October 28, 1993

• Neighbors joined together to harvest Wendell Rolf’s crops following a four-wheeler accident that prevented Wendell from doing it himself. Approximately 52 men, 15 combines, eight trucks, 15 tractors and wagons, and four augers turned out Monday, October 25, to lend a helping hand.

• Brian Peregrine of rural Westboro, Missouri, was last week’s statewide winner of the $500 Power Points Jack Pot. Brian will receive his $500 check within a week to 10 days. Brian said that last week was the first time he had entered the Power Points Contest. “This is the first time I’ve ever won anything,” he commented.

October 24, 1968

• Tarkio was awarded a check for $700 for placing 1st in the 1,000 to 2,500 population category for the statewide program of Community Betterment at the 5th Annual Missouri Community Betterment Awards Banquet held at the Ramada Inn in Jefferson City. Mrs. Mason Houghton was presented a trophy in recognition for outstanding leadership by Missouri Governor Warren E. Hearnes.

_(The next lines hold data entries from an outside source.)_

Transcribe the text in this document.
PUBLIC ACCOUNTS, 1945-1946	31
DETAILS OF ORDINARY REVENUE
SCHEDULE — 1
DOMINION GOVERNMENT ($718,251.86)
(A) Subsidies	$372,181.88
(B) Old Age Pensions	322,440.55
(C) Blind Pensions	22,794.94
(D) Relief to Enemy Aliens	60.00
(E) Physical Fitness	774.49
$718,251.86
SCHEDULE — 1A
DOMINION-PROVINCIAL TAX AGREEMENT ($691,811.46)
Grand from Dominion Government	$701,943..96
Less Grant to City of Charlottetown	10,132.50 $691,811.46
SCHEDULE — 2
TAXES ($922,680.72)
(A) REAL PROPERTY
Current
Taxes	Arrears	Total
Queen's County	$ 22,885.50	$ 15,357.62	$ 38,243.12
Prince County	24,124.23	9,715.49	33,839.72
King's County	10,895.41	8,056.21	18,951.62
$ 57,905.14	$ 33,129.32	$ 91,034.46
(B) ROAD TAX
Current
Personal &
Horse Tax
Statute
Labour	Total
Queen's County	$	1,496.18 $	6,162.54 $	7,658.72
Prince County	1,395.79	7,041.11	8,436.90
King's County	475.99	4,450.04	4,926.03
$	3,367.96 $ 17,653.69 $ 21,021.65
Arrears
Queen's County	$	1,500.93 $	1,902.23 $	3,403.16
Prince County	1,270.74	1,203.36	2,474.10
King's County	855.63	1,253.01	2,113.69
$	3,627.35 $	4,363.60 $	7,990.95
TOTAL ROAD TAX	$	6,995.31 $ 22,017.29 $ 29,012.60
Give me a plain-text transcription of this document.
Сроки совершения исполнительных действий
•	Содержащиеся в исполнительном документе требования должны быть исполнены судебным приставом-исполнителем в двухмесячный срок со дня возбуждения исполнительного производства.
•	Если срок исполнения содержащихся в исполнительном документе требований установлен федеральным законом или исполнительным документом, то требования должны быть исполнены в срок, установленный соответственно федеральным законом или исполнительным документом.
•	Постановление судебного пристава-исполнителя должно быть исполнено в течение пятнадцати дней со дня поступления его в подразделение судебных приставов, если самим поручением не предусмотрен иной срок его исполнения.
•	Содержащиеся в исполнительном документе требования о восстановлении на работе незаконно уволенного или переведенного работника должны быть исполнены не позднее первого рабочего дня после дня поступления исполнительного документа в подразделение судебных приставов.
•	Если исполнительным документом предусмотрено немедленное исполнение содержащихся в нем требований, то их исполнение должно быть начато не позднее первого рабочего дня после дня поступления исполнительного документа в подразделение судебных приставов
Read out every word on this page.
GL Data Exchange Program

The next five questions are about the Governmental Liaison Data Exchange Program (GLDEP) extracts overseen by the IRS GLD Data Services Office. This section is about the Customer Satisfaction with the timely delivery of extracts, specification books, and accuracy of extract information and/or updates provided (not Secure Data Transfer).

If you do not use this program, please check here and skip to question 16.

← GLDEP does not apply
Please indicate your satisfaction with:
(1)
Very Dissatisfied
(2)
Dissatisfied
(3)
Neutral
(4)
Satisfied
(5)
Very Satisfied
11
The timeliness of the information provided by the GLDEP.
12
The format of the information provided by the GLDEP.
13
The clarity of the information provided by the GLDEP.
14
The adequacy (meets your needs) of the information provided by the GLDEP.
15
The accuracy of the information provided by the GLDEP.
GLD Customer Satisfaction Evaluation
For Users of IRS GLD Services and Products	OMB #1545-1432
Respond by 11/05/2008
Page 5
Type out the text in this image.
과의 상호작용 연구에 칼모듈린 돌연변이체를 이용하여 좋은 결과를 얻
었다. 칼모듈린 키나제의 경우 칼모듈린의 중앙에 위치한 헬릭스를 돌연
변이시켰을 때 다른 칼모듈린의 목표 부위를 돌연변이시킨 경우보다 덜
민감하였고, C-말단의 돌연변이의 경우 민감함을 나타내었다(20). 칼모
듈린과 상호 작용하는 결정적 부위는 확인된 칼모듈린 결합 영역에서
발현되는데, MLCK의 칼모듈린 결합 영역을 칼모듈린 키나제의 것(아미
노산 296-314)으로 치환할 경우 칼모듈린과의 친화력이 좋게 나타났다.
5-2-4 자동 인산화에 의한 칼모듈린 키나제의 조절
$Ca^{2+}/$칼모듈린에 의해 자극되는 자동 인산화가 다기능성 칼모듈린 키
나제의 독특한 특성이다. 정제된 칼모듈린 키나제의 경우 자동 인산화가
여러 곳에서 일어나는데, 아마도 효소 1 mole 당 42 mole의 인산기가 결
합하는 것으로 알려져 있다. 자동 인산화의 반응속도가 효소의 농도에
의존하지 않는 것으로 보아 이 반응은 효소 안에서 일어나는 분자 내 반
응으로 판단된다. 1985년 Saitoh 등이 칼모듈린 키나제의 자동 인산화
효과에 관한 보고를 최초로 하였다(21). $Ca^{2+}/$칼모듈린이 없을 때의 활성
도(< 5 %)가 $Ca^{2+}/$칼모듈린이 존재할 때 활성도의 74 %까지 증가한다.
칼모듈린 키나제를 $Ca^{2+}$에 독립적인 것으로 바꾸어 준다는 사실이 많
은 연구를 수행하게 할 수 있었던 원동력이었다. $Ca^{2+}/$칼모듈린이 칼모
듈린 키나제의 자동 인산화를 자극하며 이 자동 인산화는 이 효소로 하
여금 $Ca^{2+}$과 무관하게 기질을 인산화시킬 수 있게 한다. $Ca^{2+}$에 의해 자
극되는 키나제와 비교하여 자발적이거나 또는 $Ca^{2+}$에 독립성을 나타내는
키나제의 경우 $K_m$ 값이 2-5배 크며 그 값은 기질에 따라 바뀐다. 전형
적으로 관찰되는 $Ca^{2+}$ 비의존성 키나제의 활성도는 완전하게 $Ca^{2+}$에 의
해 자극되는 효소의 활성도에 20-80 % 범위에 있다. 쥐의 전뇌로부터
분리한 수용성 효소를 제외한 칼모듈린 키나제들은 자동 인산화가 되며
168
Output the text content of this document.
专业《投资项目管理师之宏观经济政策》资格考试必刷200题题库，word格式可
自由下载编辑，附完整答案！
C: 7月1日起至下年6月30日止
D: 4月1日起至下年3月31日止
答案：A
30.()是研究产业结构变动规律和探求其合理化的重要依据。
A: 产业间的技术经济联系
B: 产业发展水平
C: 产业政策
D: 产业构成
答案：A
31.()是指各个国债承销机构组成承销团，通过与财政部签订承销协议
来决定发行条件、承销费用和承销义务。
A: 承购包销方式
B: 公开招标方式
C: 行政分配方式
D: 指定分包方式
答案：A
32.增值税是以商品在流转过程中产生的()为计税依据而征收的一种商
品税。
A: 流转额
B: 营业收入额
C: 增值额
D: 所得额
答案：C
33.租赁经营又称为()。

• Misses Paula Stone, Westboro, and Colleen Calfee, Elmo, and Tim Crowley, Westboro, took a trip to Kansas City by airplane to represent St. Paul’s parish, Tarkio, and St. Benedict’s Parish, Burlington Junction, at the Catholic Youth Organization convention. The plane, a Cherokee 235, and pilot, Charles Kirk, were sent by Pete Stone of Stone Sanitation Service to fly them to Kansas City.

October 29, 1943

• Appearing in the magazine section Herald was a feature story, accompanied by pictures, entitled “Fashion Isn’t Fickle In London.” One of the models of “the smart clothing that Britsh girls are wearing” was American born Red Cross worker Mrs. Grace Medlicott, formerly Miss Grace Elizabeth Giffen of Tarkio, Missouri, and Washington, D.C., who crossed the Atlantic to be with her English husband three and a half years ago.

• Westboro High School will be dismissed next week beginning November 1 for students to pick corn. About 35 boys and several girls of the high school have made plans to alleviate the farm labor shortage in the community and go into the corn fields to pick corn for one week.